Le diabète est associé avec une évolution plus sévère et défavorable de l’infection à SARS-CoV-2. Il est important de préciser que cette population présentant des complications sévères est souvent âgée et souffre d’autres comorbidités majeures, souvent sur le plan métabolique et cardiovasculaire. Il n’y a pas d’indication à modifier le traitement antidiabétique en prévention. En revanche, des recommandations de suivi strict et d’équilibre glycémique sont à énoncer en cas d’infection. En cas de formes sévères, les antidiabétiques non insuliniques présentent tous des risques propres. Le recours à une insulinothérapie intensifiée sera donc nécessaire pour viser un équilibre glycémique mettant le patient à l’abri du risque de surinfection.
Nous recommandons de revoir avec les patients la nécessité d’avoir suffisamment de matériel à domicile, d’effectuer des automesures régulières de la glycémie, ainsi que de contacter un soignant immédiatement en cas de déséquilibre glycémique ou d’infection.
Pour tout renseignement complémentaire, la Société Suisse d’Endocrinologie et de Diabétologie met à jour les recommandations sur le thème COVID-Diabète (www.sgedssed.ch/fr/diabetologie/covid-19).
Les auteurs n’ont déclaré aucun conflit d’intérêts en relation avec cet article.

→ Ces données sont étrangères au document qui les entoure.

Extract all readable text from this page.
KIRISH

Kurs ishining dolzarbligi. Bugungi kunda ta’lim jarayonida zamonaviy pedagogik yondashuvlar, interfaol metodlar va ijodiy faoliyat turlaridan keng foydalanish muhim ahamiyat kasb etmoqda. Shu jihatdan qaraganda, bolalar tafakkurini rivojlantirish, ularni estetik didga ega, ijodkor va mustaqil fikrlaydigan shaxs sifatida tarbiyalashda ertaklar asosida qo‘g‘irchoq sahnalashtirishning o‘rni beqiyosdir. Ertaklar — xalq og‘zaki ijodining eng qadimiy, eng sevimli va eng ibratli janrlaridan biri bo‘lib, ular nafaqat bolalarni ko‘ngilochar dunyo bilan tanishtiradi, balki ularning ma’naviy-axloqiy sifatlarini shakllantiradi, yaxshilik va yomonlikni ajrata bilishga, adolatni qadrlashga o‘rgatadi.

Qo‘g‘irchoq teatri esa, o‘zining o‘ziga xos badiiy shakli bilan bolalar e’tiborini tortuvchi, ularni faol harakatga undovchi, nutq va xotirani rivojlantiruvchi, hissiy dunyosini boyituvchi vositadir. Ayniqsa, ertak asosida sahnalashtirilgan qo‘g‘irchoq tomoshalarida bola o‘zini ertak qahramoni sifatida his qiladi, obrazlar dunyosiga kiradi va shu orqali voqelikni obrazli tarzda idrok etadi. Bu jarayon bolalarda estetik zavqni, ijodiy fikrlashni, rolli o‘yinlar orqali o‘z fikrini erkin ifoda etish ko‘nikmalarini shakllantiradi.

▪ Sur la base les données épidémiologiques actuellement disponibles, le diabète ne semble pas être un facteur de risque d’avoir un COVID-19
▪ Le risque d’évolution sévère ou défavorable en cas de COVID-19 est plus élevé chez les patients diabétiques, probablement dû à une polymorbidité préexistante
▪ En cas d’infection, une insulinorésistance s’installe et le traitement doit être adapté
▪ Une insulinothérapie doit être envisagée en cas d’hyperglycémie persistante chez tout patient hospitalisé pour une infection à COVID-19
Based on the epidemiological data currently available, diabetes does not seem to be a risk factor for infection with SARS-CoV-2 but may be associated with a more severe course. Diabetes is extremely common in older patients with co-morbidities who are at risk of unfavorable outcomes. As with any other infection, poorly controlled pre-existing diabetes can promote secondary infections and lead to acute complications related to hyperglycemia, worsened itself by the infection. It is important to advise patients to have enough diabetic equipment and supplies at home, to make regular blood glucose self-tests, and to contact a caregiver immediately in case of glycemic imbalance or signs of infection. Antidiabetic therapy may need adjustments following usual sick day rules. Insulin therapy should be considered to treat any persistent hyperglycemia in patients hospitalized for an acute infection.